After a strong year for new generation in 2012, led by a blowout wind boom, building new power facilities is down 24% in 2013 through September. So far, 10,717 megawatts have been built.
http://www.ferc.gov/legal/staff-reports/2013/sept-energy-infrastructure.pdf.
By comparison, at this point in 2013, a big 14,217 megawatts had been already brought on line. Importantly, these numbers do not include distributed solar, an important exclusion, as is discussed further below.
The 24% decline in new generation results from a huge drop in new wind capacity and a significant decline in new coal power. Through September, just 961 megawatts of new wind had been connected to the grid, compared to 5,043 megawatts at the same point in 2012.
New coal capacity in 2013 is also down from 2012. Through this September, 1,543 megawatts of new coal has come on line, compared to 2,359 megawatts at this point in 2012.
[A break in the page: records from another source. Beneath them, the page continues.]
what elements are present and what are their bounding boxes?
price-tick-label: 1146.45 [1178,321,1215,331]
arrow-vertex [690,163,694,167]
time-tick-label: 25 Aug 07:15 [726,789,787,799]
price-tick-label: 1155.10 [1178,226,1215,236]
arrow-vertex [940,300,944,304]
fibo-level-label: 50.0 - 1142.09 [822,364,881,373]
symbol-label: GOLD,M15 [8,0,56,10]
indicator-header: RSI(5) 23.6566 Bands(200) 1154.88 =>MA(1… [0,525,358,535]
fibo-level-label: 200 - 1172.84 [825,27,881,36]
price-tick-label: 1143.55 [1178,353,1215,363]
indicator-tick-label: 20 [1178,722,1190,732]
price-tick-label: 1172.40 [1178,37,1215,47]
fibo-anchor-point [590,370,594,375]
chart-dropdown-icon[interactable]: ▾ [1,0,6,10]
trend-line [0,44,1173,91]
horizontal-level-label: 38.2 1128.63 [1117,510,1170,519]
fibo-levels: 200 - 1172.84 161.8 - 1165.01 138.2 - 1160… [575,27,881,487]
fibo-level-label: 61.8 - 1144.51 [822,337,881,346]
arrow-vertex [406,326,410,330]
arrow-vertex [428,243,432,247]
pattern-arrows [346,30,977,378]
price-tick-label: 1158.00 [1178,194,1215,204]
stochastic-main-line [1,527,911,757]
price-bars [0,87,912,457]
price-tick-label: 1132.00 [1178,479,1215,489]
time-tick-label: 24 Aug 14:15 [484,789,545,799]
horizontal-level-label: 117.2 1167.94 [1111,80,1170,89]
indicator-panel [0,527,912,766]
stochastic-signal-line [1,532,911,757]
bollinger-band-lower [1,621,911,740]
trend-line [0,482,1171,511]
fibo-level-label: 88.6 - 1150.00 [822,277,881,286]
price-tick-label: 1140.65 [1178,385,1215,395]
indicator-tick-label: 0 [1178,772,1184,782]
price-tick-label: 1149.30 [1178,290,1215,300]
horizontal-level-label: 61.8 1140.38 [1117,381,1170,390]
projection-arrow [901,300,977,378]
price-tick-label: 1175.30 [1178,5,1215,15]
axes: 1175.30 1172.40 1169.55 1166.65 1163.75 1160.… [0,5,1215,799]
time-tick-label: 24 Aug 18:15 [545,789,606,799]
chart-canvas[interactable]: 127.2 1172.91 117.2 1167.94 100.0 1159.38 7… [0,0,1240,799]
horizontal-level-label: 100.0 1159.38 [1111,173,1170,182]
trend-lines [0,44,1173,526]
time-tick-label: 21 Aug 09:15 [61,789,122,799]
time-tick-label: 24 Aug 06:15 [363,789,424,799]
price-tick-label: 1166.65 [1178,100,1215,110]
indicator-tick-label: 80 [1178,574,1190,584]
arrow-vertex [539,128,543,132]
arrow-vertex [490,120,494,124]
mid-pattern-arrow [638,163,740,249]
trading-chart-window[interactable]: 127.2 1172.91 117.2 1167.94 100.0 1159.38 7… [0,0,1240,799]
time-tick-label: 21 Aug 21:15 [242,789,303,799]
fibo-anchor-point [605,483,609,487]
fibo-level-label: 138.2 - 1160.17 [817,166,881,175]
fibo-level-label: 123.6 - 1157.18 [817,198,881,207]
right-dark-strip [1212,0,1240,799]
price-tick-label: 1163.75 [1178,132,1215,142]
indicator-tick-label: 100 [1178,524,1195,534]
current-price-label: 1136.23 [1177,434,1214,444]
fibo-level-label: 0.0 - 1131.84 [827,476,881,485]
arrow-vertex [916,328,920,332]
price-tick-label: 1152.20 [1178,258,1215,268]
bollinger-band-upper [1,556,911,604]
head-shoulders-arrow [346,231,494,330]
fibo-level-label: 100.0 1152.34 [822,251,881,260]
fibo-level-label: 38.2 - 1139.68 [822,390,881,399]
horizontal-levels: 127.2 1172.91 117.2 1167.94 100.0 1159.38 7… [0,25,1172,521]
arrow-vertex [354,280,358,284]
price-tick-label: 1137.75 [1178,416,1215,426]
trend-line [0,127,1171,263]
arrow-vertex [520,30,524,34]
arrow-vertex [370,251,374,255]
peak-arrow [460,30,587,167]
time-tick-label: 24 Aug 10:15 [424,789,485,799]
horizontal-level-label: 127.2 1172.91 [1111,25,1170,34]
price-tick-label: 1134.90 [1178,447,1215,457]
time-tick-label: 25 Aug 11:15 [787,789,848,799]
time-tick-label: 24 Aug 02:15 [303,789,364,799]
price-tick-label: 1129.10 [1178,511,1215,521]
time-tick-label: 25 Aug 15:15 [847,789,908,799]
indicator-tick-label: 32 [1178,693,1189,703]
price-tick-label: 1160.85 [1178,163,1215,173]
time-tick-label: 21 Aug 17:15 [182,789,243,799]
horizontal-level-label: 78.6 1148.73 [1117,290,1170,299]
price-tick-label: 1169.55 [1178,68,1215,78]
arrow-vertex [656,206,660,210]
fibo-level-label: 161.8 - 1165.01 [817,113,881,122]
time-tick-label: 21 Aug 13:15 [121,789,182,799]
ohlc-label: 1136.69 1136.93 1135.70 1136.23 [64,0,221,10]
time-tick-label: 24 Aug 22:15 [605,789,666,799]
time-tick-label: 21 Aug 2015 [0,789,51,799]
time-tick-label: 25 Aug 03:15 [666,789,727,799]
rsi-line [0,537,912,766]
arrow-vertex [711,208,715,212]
Strong gains this year in new solar and natural gas capacity have not been enough to offset the wind and coal declines. It, however, is important to note that FERC does not include in the solar category distributed solar. When solar and distributed solar specifically were tiny parts of new generation capacity coming on line, excluding distributed solar from the FERC data was not a major weakness in its data. But now that exclusion does provide an importantly incomplete of new electricity generating capacity in the USA.